Another passive swallow and instinct takes over.
Her fingers wrap around my forearm, holding me to her mouth as she drinks from me.
Drinks until my head spins. I brace myself and let her take what she needs, grinding my teeth.
“Eloise, stop! You’re killing him.”
I hadn’t even heard Catarina enter the room. Eloise opens her eyes at the command. She can’t understand Catarina’s language, but she seems to realize what she’s done. She lifts a hand to my cheek. “Why did you allow me to take so much? I might have killed you.”
I move to sit in the chair beside the cot and accept the tea Catarina hands me. “Don’t worry about me, little bird. You’re safe. That’s what matters.”
Catarina rolls her eyes. “Mates.” Catarina holds out a square of what looks like chocolate. “A new translator spell. One without a curse attached to it.”
“Thank you,” I tell her, taking the candy and holding it out to Eloise. She looks at it, puzzled. “To replace Nevina’s translation spell. This will help you understand again,” I say in her language.
She nods and swallows it down.
“Thank you,” Eloise says to Catarina in Aediadic.
“Already working,” the witch says brightly. “That’s a record, even for me.” She hands Eloise a cup of tea then pours another for me. “This tea accelerates healing in your kind and, I hope, hers. Lucky I made a full pot because now you both need it.”
Eloise stares at Catarina, studying her face. “You look like Aurora.”
“I am Catarina, her daughter.” The witch curtsies.
“I met Aurora not long ago. She was an incredible witch.”
“How could you have met my mother? She’s been dead for a century.”
“It’s a long story,” I interject. “She was on a magical plane.”
Catarina looks confused.
“In any case, thank you for helping us,” Eloise says. She takes a sip, closing her eyes as it washes down her throat. “I sense you are as powerful as your mother. I hope so anyway, because I have a favor to ask.”
“Little bird?” I don’t like the tone of her voice. For her to be asking for something right now, when she hasn’t even had time to heal, it has to be something grave.
She shifts her gaze to me. “I know now why my magic won’t work and what we have to do for me to get it back.”
“You figured this out while you were imprisoned in Blackspire?”
She swallows. “Remember how I told you about meeting Tobias in Chicago and that it was his brother Nathaniel’s blood that gave my parents their power?

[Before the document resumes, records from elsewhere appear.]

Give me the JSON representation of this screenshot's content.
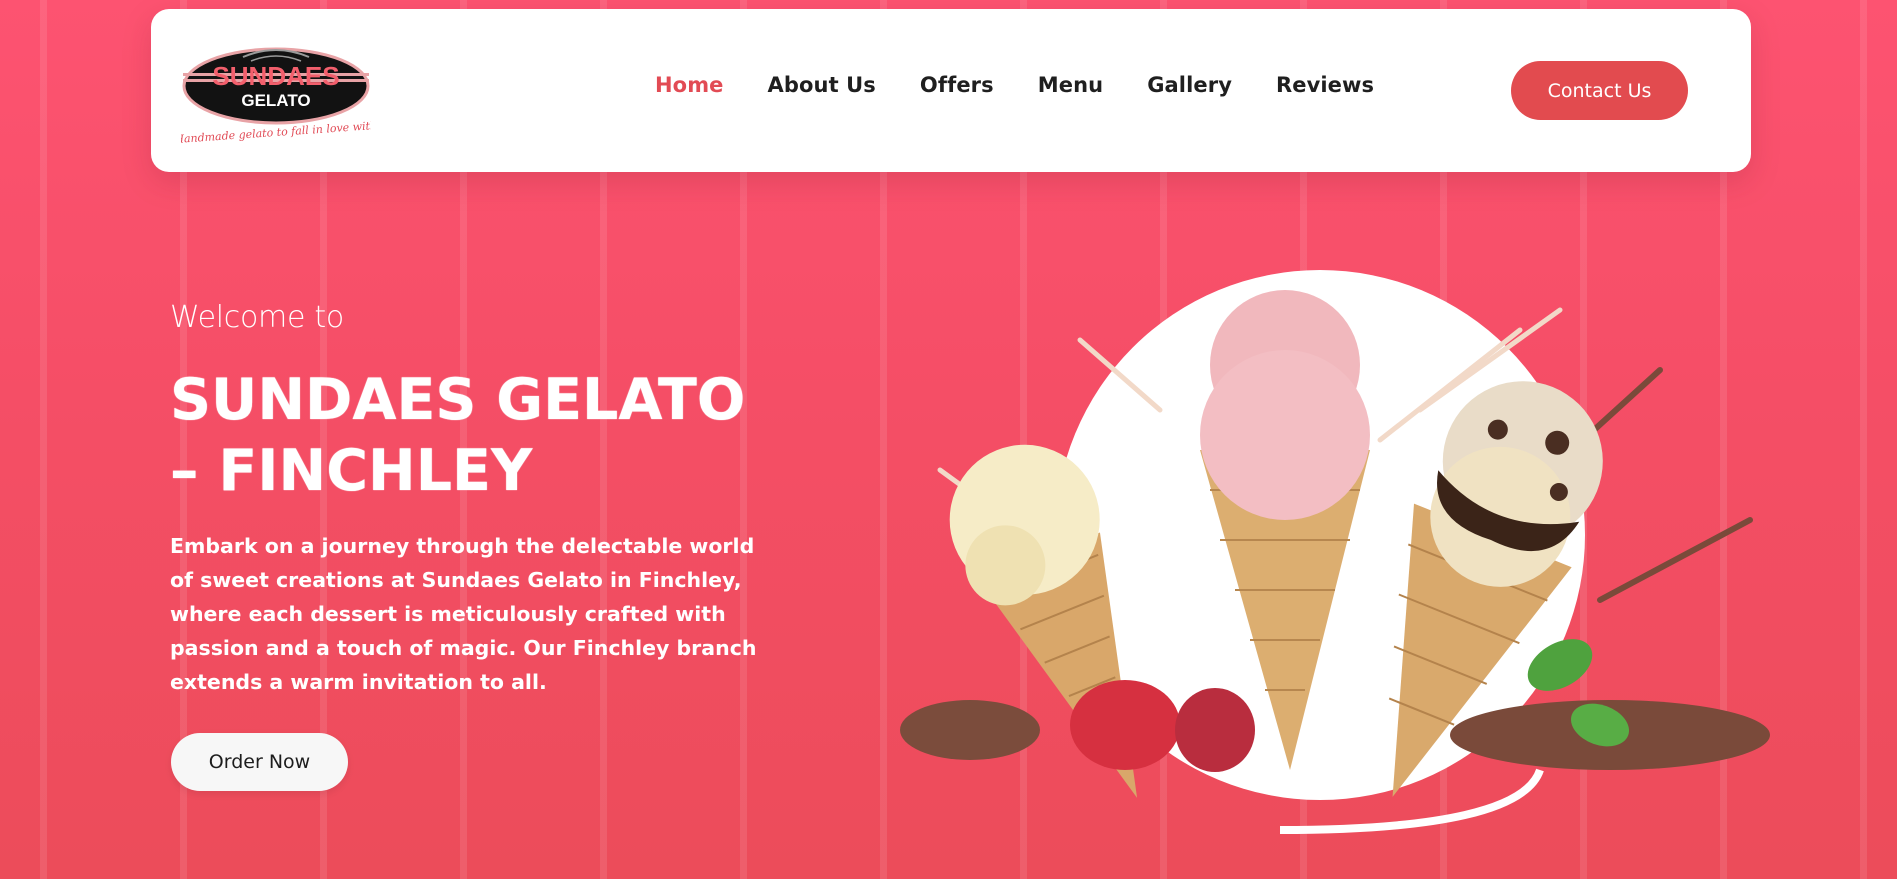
{
  "brand": {
    "logo_name": "SUNDAES",
    "logo_sub": "GELATO",
    "logo_tagline": "Handmade gelato to fall in love with"
  },
  "nav": {
    "items": [
      {
        "label": "Home",
        "active": true
      },
      {
        "label": "About Us",
        "active": false
      },
      {
        "label": "Offers",
        "active": false
      },
      {
        "label": "Menu",
        "active": false
      },
      {
        "label": "Gallery",
        "active": false
      },
      {
        "label": "Reviews",
        "active": false
      }
    ],
    "contact_label": "Contact Us"
  },
  "hero": {
    "welcome": "Welcome to",
    "title": "SUNDAES GELATO – FINCHLEY",
    "description": "Embark on a journey through the delectable world of sweet creations at Sundaes Gelato in Finchley, where each dessert is meticulously crafted with passion and a touch of magic. Our Finchley branch extends a warm invitation to all.",
    "order_label": "Order Now"
  },
  "colors": {
    "background": "#f54e66",
    "accent": "#e24b4f",
    "active_nav": "#e24b54",
    "text_dark": "#1f1f1f"
  }
}
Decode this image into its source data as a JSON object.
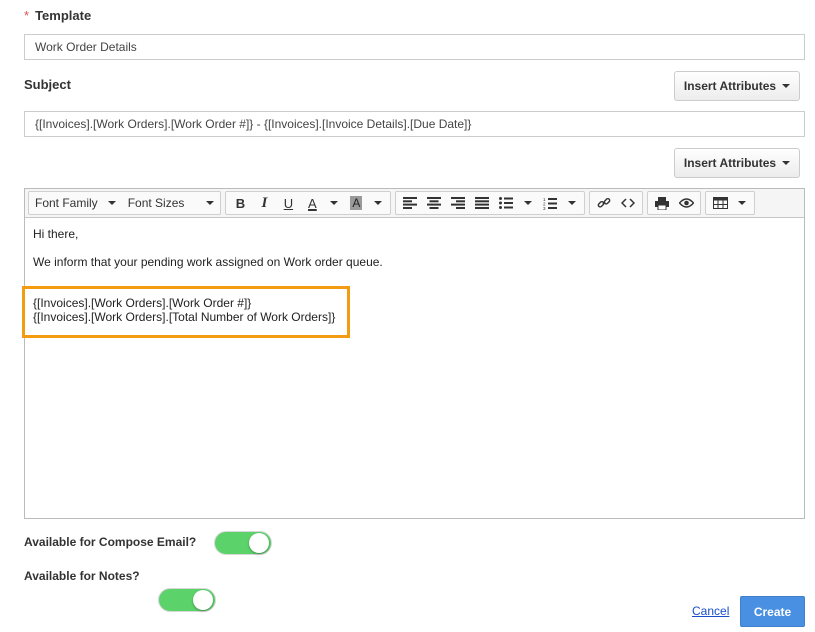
{
  "template": {
    "required_mark": "*",
    "label": "Template",
    "value": "Work Order Details"
  },
  "subject": {
    "label": "Subject",
    "insert_attributes_label": "Insert Attributes",
    "value": "{[Invoices].[Work Orders].[Work Order #]} - {[Invoices].[Invoice Details].[Due Date]}"
  },
  "body": {
    "insert_attributes_label": "Insert Attributes",
    "toolbar": {
      "font_family": "Font Family",
      "font_sizes": "Font Sizes",
      "bold": "B",
      "italic": "I",
      "underline": "U",
      "font_color": "A",
      "bg_color": "A"
    },
    "lines": [
      "Hi there,",
      "We inform that your pending work assigned on Work order queue.",
      "{[Invoices].[Work Orders].[Work Order #]}",
      "{[Invoices].[Work Orders].[Total Number of Work Orders]}"
    ]
  },
  "options": {
    "compose_email_label": "Available for Compose Email?",
    "compose_email_on": true,
    "notes_label": "Available for Notes?",
    "notes_on": true
  },
  "actions": {
    "cancel_label": "Cancel",
    "create_label": "Create"
  },
  "colors": {
    "toggle_on": "#5cd26b",
    "highlight": "#f39c12",
    "primary": "#4a90e2"
  }
}
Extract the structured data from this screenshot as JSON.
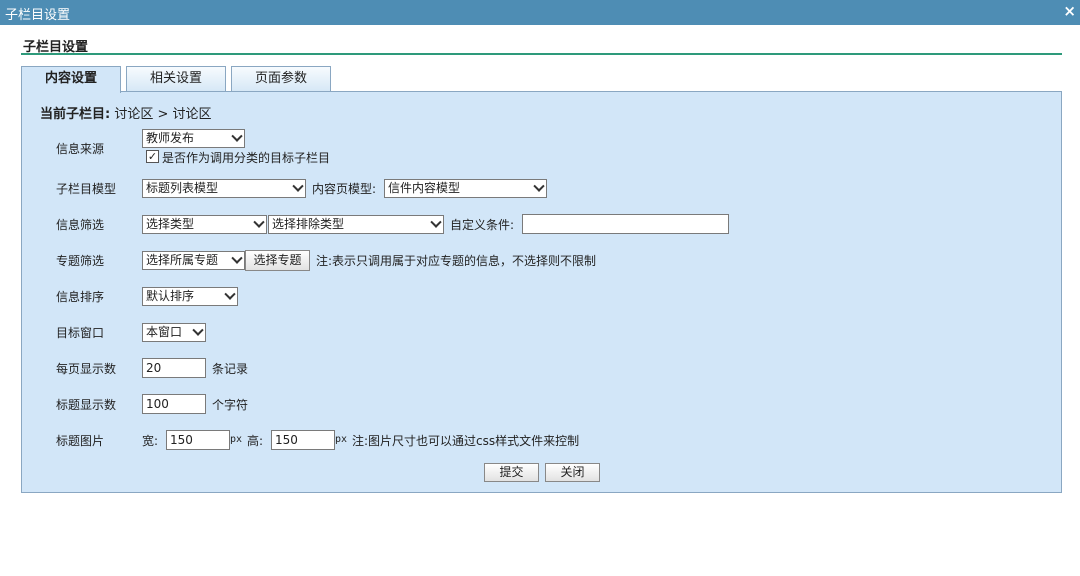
{
  "window": {
    "title": "子栏目设置",
    "close_glyph": "×"
  },
  "section": {
    "title": "子栏目设置"
  },
  "tabs": [
    "内容设置",
    "相关设置",
    "页面参数"
  ],
  "breadcrumb": {
    "label": "当前子栏目:",
    "path": "讨论区 > 讨论区"
  },
  "form": {
    "source": {
      "label": "信息来源",
      "value": "教师发布",
      "checkbox_checked": true,
      "checkbox_label": "是否作为调用分类的目标子栏目"
    },
    "model": {
      "label": "子栏目模型",
      "list_value": "标题列表模型",
      "content_label": "内容页模型:",
      "content_value": "信件内容模型"
    },
    "filter": {
      "label": "信息筛选",
      "type_value": "选择类型",
      "exclude_value": "选择排除类型",
      "custom_label": "自定义条件:",
      "custom_value": ""
    },
    "topic": {
      "label": "专题筛选",
      "value": "选择所属专题",
      "button": "选择专题",
      "note": "注:表示只调用属于对应专题的信息，不选择则不限制"
    },
    "sort": {
      "label": "信息排序",
      "value": "默认排序"
    },
    "target": {
      "label": "目标窗口",
      "value": "本窗口"
    },
    "per_page": {
      "label": "每页显示数",
      "value": "20",
      "suffix": "条记录"
    },
    "title_len": {
      "label": "标题显示数",
      "value": "100",
      "suffix": "个字符"
    },
    "image": {
      "label": "标题图片",
      "width_label": "宽:",
      "width_value": "150",
      "height_label": "高:",
      "height_value": "150",
      "unit": "px",
      "note": "注:图片尺寸也可以通过css样式文件来控制"
    }
  },
  "actions": {
    "submit": "提交",
    "close": "关闭"
  }
}
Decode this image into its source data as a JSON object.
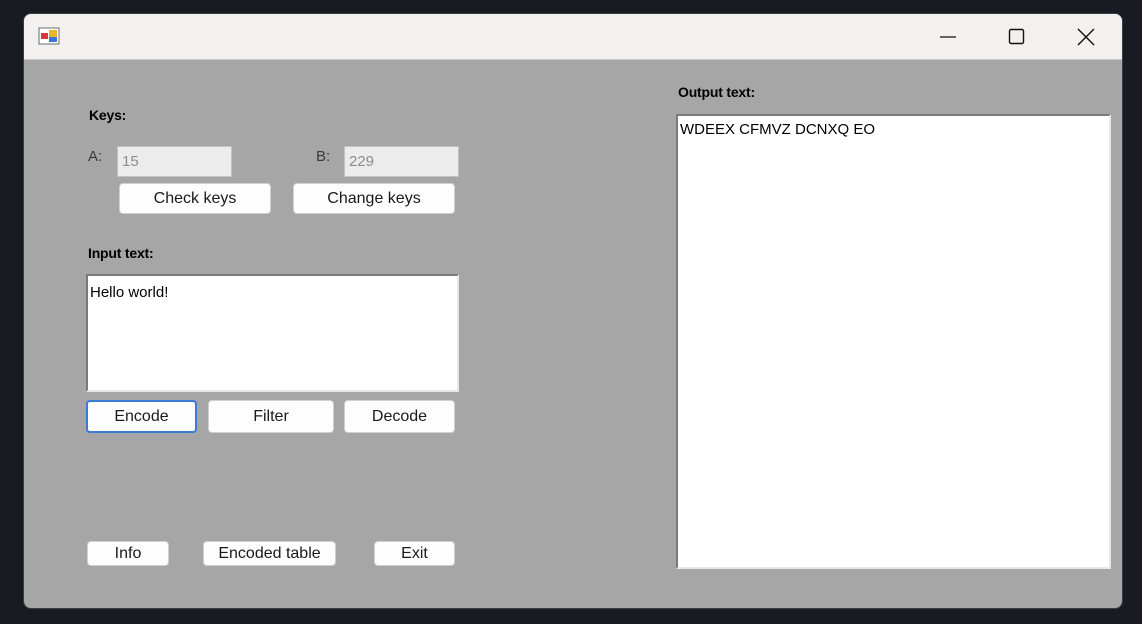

Nathaniel came to me in Blackspire when I was very near death.
” She grabs her head. “Shit. I wasn’t supposed to tell anyone.
He wasn’t supposed to be on this planet. You have to keep it a secret.”
“A dragon came to visit you, in the room where I found you?” There were no other windows or doors in that room, and when I found her, she was wild-eyed and disoriented.
“Yes. He had a pipe and opened a portal. He knows things. Things about the gods and my power. He couldn’t stay long because he works for a kingdom on another planet—Paragon—and his actions could start a war with the elves.”
I furrow my brow. I’ve heard of Paragon. We buy some goods from the kingdom via the shipping passages off Aendor. “What did he tell you about your power?”
“My spirit magic won’t work here because Thanesia has closed the door on my ancestors. I don’t have her permission to access the Darklands like I did with Earth’s underworld.”
“So, we ask permission of Thanesia. A sacrifice?—”
“No. He said I need to ask her in person.” Eloise turns her head to meet Catarina’s eyes again. “I need a way to die and walk the shadowpath so I can face Thanesia at her door.”